Status | CLOSED FIXED |

Reported | 2015-11-19 18:37:00 +0100 |

Modified | 2016-06-14 16:14:49 +0200 |

Product: | FieldTrip |

Component: | core |

Version: | unspecified |

Hardware: | All |

Operating System: | All |

Importance: | P5 critical |

Assigned to: | Robert Oostenveld |

URL: | |

Tags: | |

Depends on: | |

Blocks: | |

See also: |

## - 2015-11-19 18:37:03 +0100

Hi, I realized that the fdr.m file gives a wrong output in the (maybe less frequent) case that the smallest p values are above the FDR threshold.
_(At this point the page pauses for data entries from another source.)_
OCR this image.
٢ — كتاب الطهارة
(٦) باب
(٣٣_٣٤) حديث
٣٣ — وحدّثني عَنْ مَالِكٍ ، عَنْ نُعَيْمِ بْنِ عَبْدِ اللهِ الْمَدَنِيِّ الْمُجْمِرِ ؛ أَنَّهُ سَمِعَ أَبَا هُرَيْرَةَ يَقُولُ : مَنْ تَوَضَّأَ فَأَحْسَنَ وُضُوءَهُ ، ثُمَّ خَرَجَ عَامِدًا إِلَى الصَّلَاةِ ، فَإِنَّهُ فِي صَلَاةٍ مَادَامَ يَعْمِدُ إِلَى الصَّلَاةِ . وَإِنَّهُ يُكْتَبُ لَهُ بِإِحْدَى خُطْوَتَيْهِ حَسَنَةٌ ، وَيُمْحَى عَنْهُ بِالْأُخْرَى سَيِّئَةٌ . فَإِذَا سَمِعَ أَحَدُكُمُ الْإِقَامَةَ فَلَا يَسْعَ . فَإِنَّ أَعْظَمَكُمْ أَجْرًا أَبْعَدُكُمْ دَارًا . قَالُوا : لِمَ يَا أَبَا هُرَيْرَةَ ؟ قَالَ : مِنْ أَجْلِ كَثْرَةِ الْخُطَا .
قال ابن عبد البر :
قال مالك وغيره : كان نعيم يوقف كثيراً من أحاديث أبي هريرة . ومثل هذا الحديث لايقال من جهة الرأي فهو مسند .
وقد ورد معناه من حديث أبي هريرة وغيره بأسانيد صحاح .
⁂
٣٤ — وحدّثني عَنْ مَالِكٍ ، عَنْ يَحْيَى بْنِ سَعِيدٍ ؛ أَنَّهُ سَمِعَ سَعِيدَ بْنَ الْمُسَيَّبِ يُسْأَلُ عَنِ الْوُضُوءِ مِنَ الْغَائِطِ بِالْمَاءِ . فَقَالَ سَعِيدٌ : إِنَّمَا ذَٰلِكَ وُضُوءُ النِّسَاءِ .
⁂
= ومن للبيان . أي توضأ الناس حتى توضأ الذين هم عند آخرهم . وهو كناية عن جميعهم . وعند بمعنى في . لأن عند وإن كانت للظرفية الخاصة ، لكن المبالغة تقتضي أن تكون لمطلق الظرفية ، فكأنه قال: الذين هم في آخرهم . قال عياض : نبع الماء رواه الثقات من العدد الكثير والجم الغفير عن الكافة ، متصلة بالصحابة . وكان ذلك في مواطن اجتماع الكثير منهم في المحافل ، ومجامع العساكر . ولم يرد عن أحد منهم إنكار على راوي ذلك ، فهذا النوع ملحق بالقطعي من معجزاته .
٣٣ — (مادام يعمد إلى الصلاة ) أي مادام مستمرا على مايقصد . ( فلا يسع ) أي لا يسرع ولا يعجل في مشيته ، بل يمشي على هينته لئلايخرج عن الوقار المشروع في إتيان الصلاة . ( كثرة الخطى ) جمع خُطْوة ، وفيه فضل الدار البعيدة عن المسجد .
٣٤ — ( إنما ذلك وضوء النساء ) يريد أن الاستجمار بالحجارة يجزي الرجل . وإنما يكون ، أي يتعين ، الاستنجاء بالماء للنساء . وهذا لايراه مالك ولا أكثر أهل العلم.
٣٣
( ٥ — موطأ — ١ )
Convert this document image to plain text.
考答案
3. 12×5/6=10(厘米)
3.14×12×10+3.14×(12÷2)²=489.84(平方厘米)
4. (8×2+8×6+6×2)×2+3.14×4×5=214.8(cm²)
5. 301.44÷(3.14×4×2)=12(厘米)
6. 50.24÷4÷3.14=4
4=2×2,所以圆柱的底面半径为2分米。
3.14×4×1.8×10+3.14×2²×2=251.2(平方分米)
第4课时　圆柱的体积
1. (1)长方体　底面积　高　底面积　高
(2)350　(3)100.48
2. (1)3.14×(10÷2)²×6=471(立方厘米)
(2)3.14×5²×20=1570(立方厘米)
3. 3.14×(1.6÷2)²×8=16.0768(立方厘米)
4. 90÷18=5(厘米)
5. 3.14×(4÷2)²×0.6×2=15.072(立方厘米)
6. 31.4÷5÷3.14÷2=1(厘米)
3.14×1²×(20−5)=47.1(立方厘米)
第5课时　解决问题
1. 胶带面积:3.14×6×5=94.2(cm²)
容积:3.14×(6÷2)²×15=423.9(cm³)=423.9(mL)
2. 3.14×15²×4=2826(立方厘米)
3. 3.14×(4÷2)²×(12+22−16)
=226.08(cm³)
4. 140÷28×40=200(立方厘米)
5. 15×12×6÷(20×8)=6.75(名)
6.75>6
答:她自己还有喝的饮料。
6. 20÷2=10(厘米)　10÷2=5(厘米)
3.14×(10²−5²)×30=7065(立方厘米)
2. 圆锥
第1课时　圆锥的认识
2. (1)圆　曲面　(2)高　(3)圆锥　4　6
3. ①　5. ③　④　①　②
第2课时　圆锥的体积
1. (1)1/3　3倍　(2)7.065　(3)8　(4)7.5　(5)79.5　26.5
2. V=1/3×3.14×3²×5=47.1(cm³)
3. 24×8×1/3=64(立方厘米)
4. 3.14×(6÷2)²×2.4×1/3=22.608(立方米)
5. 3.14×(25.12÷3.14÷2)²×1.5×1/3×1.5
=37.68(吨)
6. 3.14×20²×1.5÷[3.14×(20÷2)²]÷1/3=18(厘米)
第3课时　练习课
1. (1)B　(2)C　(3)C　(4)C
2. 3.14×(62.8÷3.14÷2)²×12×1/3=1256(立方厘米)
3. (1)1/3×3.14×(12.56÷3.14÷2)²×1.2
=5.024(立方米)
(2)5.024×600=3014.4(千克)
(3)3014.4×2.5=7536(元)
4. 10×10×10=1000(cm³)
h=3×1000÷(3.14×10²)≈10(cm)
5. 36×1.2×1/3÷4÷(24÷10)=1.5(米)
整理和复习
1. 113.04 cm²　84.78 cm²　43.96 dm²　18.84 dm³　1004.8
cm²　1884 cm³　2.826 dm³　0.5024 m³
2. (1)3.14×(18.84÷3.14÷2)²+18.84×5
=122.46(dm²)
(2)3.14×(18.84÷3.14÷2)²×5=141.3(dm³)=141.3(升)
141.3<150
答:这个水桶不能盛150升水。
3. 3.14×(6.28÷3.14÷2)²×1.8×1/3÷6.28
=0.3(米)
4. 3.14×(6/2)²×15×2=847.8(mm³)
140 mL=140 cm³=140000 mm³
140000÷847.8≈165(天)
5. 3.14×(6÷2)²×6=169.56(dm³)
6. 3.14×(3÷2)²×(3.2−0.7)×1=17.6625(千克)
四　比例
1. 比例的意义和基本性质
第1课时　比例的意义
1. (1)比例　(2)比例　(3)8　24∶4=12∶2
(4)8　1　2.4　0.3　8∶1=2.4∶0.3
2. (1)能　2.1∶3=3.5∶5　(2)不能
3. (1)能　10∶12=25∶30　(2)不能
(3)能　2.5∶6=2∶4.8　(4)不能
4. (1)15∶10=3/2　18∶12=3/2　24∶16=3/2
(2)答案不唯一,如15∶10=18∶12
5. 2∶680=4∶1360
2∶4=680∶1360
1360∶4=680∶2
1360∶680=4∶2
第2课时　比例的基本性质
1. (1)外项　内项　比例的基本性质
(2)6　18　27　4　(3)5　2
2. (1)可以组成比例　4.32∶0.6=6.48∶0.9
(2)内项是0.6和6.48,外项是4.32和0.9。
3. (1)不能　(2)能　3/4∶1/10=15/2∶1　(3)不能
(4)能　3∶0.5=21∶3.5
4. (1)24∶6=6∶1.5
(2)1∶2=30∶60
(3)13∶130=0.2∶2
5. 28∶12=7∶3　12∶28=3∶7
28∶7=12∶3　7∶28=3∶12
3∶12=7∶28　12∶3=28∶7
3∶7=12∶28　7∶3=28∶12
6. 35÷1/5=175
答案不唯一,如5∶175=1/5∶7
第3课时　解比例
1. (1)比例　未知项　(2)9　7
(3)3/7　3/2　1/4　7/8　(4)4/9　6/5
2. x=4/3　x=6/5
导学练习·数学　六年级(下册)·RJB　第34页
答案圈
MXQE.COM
The current script only declares the p values below or equal to the threshold as significant, whereas in fact all p values that are smaller or equal to the largest p value below or equal to this threshold should be declared significant. This is also stated in the original paper that was implemented in the fdr.m file: "find the largest P value that is below the line [threshold]. All voxels with P values less than or equal to this are declared active." An example: p = [0.008 0.008 0.012 0.018 0.03]; q = 0.05; % h=fdr(p,q) gives me the following, when setting a breakpoint at line 39: pi = [0.0044 0.0088 0.0131 0.0175 0.0219]; % slope of the FDR threshold ps = p; % because already sorted from smallest to largest % plot plot(p,'ro'); hold on; plot(pi); % illustrating that the first 3 p values should be significant because 0.012 is the largest p value below the threshold % line 36 gives the following output h = (ps<=pi); h = [0 1 1 0 0]; % this is incorrect, the first sample should also be significant, i.e. 1 % this can be achieved by updating line 36 to the following: h = ps<=(max(ps(ps<=pi))); Cheers, Kathrin

## Robert Oostenveld - 2015-11-23 13:18:16 +0100

I think we have been discussing this with various people (including experts) in the past and that there were two slightly different models that could be used in the FDR correction. Let me look up the old discussion thread...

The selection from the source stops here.